What I do is this:

1) Open Git Repository Exploring perspective in Eclipse. 
- Window -> Open Perspective -> Other
* You'll need eGit installed to do this.

1a) If you don't have eGit
- Help -> Install New Software
- In the "Work with:" box, type Juno if you're using 4.2. Type Indigo if you're 
using 3.7. Not sure for 3.8...  maybe try typing "Dead end road to nowhere 
edition" ;-)
- Select the site that comes up in the auto complete popup
 - in the 'type filter text' search box, type git. Install everything egit/jgit 
related. Ignore the "Mylyn Versions Connector: Git" thing if you see it.
- install and restart eclipse

2) In the Git Repositories tab, clone wonder
- Click the clone button at the top of the tab with the blue arrow on it and 
use the wizard
* If you already have wonder checked out, you can add a local repo instead

3) In the wonder repository, import all Wonder frameworks
- wonder -> Working Directory -> Frameworks
- right click on Frameworks directory, select "Import Projects"
- select the "Import existing projects" radio button, next
- select all, add projects to Wonder Frameworks working set, finish

4) Switch back to WOLips perspective
- cmd-shift-t and type the name of the component or class to go directly to the 
java file
- cmd-shift-r and type the name of the component to go directly to the 
java/wod/html/api/woo files of a component
- cmd-click on method names to go directly to that method declaration in the 
wonder source file
- right-click and "Open Call Hierarchy" on a method name to see everywhere that 
method is called, in and out of wonder
-right-click and "Open Type Hierarchy" to see every method available on that 
class and its superclasses. Also displays all known subclasses.

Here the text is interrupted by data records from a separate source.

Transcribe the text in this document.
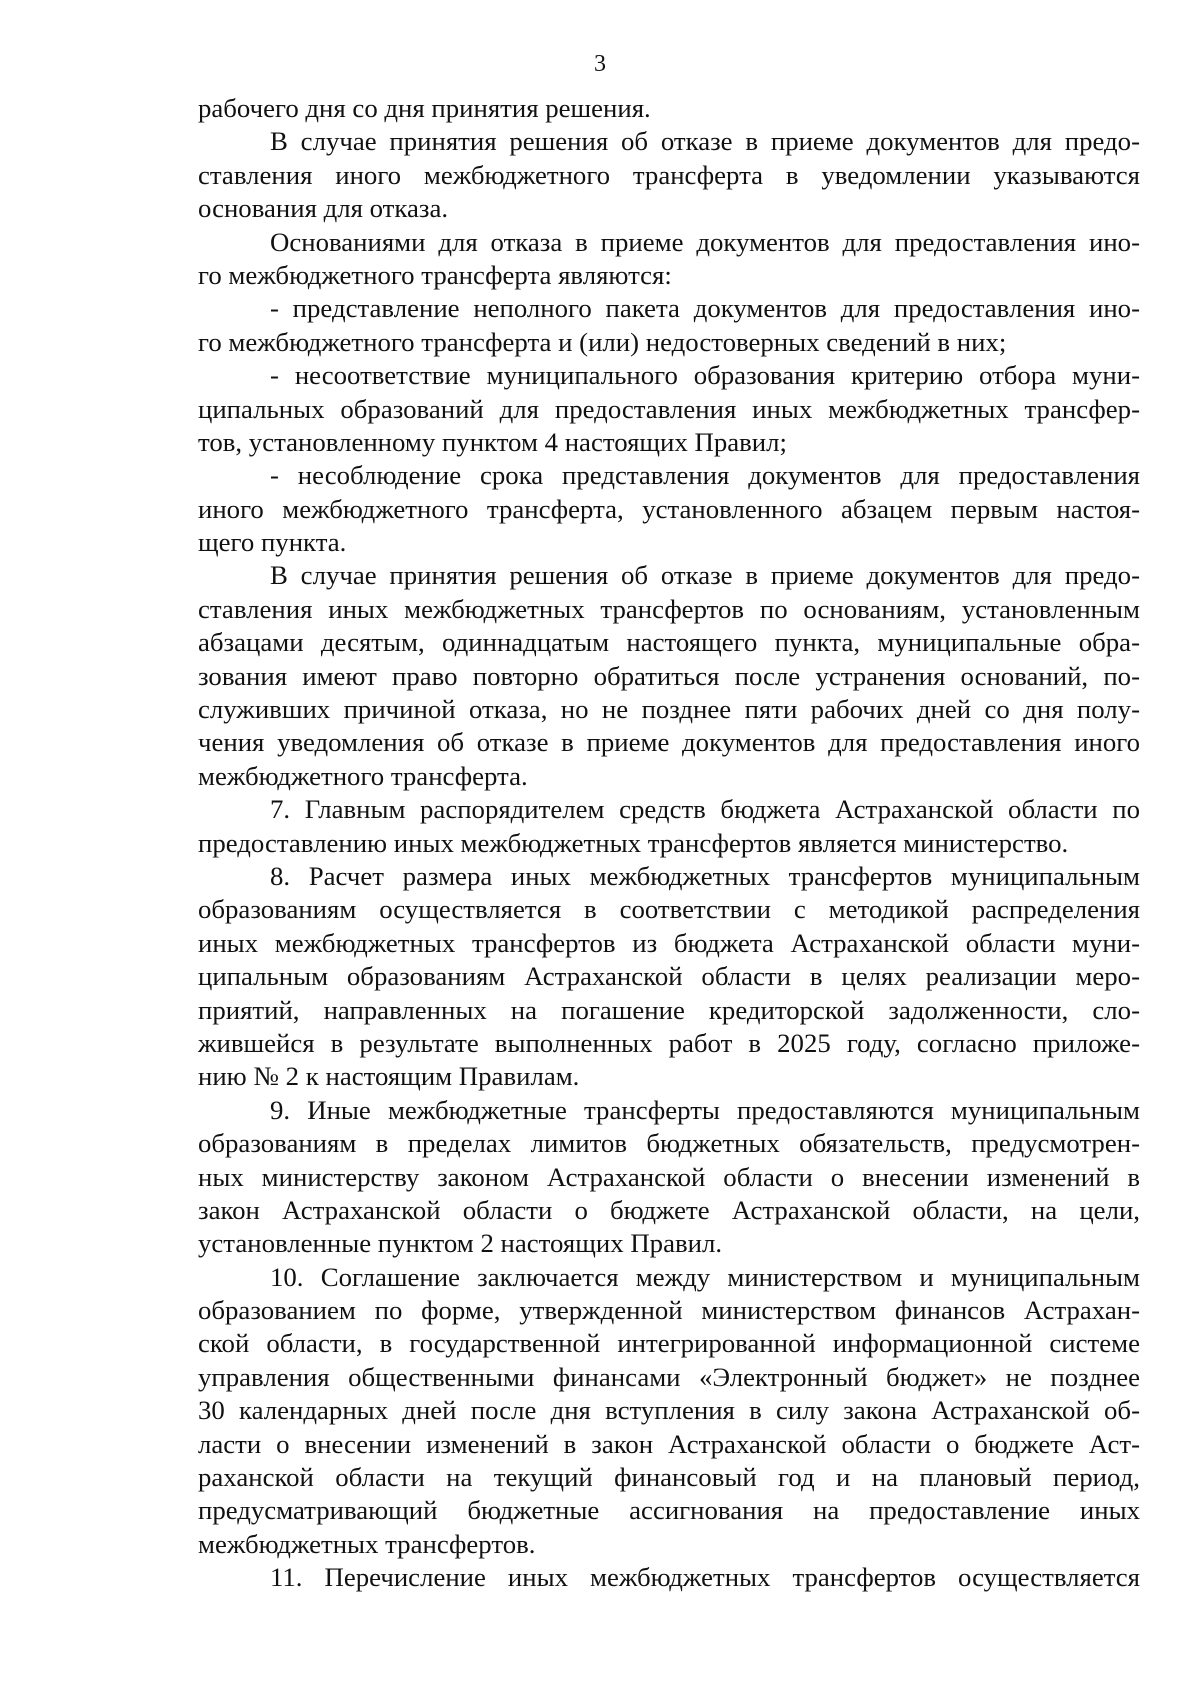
3
рабочего дня со дня принятия решения.
В случае принятия решения об отказе в приеме документов для предо-
ставления иного межбюджетного трансферта в уведомлении указываются
основания для отказа.
Основаниями для отказа в приеме документов для предоставления ино-
го межбюджетного трансферта являются:
- представление неполного пакета документов для предоставления ино-
го межбюджетного трансферта и (или) недостоверных сведений в них;
- несоответствие муниципального образования критерию отбора муни-
ципальных образований для предоставления иных межбюджетных трансфер-
тов, установленному пунктом 4 настоящих Правил;
- несоблюдение срока представления документов для предоставления
иного межбюджетного трансферта, установленного абзацем первым настоя-
щего пункта.
В случае принятия решения об отказе в приеме документов для предо-
ставления иных межбюджетных трансфертов по основаниям, установленным
абзацами десятым, одиннадцатым настоящего пункта, муниципальные обра-
зования имеют право повторно обратиться после устранения оснований, по-
служивших причиной отказа, но не позднее пяти рабочих дней со дня полу-
чения уведомления об отказе в приеме документов для предоставления иного
межбюджетного трансферта.
7. Главным распорядителем средств бюджета Астраханской области по
предоставлению иных межбюджетных трансфертов является министерство.
8. Расчет размера иных межбюджетных трансфертов муниципальным
образованиям осуществляется в соответствии с методикой распределения
иных межбюджетных трансфертов из бюджета Астраханской области муни-
ципальным образованиям Астраханской области в целях реализации меро-
приятий, направленных на погашение кредиторской задолженности, сло-
жившейся в результате выполненных работ в 2025 году, согласно приложе-
нию № 2 к настоящим Правилам.
9. Иные межбюджетные трансферты предоставляются муниципальным
образованиям в пределах лимитов бюджетных обязательств, предусмотрен-
ных министерству законом Астраханской области о внесении изменений в
закон Астраханской области о бюджете Астраханской области, на цели,
установленные пунктом 2 настоящих Правил.
10. Соглашение заключается между министерством и муниципальным
образованием по форме, утвержденной министерством финансов Астрахан-
ской области, в государственной интегрированной информационной системе
управления общественными финансами «Электронный бюджет» не позднее
30 календарных дней после дня вступления в силу закона Астраханской об-
ласти о внесении изменений в закон Астраханской области о бюджете Аст-
раханской области на текущий финансовый год и на плановый период,
предусматривающий бюджетные ассигнования на предоставление иных
межбюджетных трансфертов.
11. Перечисление иных межбюджетных трансфертов осуществляется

You may also want to import all the wonder examples, applications, and tests 
into their own working sets too. I keep all of wonder in my workspace and only 
display what I need via working sets for projects I work on. You might think it 
would take a long time to build all this stuff, but the incremental builder 
makes this mostly painless. A full clean will take a couple of minutes tho.

If these instructions suck, let me know. A screencast might be in order here.

Ramsey

On Feb 11, 2013, at 9:38 AM, Jesse Tayler wrote:

> 
> Oh, while we're at this -- I don't have eclipse properly connecting to my 
> Wonder source such that it finds things for me.
> 
> Is there an easy fix for this?
> 
> D2W would be much easier to debug with at least that.
> 
> 
> 
> On Feb 11, 2013, at 11:22 AM, Ramsey Gurley <rgur...@smarthealth.com> wrote:
> 
>> 
>> On Feb 11, 2013, at 4:52 AM, Theodore Petrosky wrote:
>> 
>>> does anyone have a cheat sheet that lists all the possible bindings in D2W 
>>> components. (if its on the wiki I'll just start screaming because I have 
>>> been reading in there all weekend)
>>> 
>>> Or do you just run to the source of each component and look to see what is 
>>> there (including the inherited bindings)?
>>> 
>>> Ted
>> 
>> The second one :-) After you do it for a while, you begin to remember the 
>> ones you use frequently tho. Auto-complete in rule modeler helps too.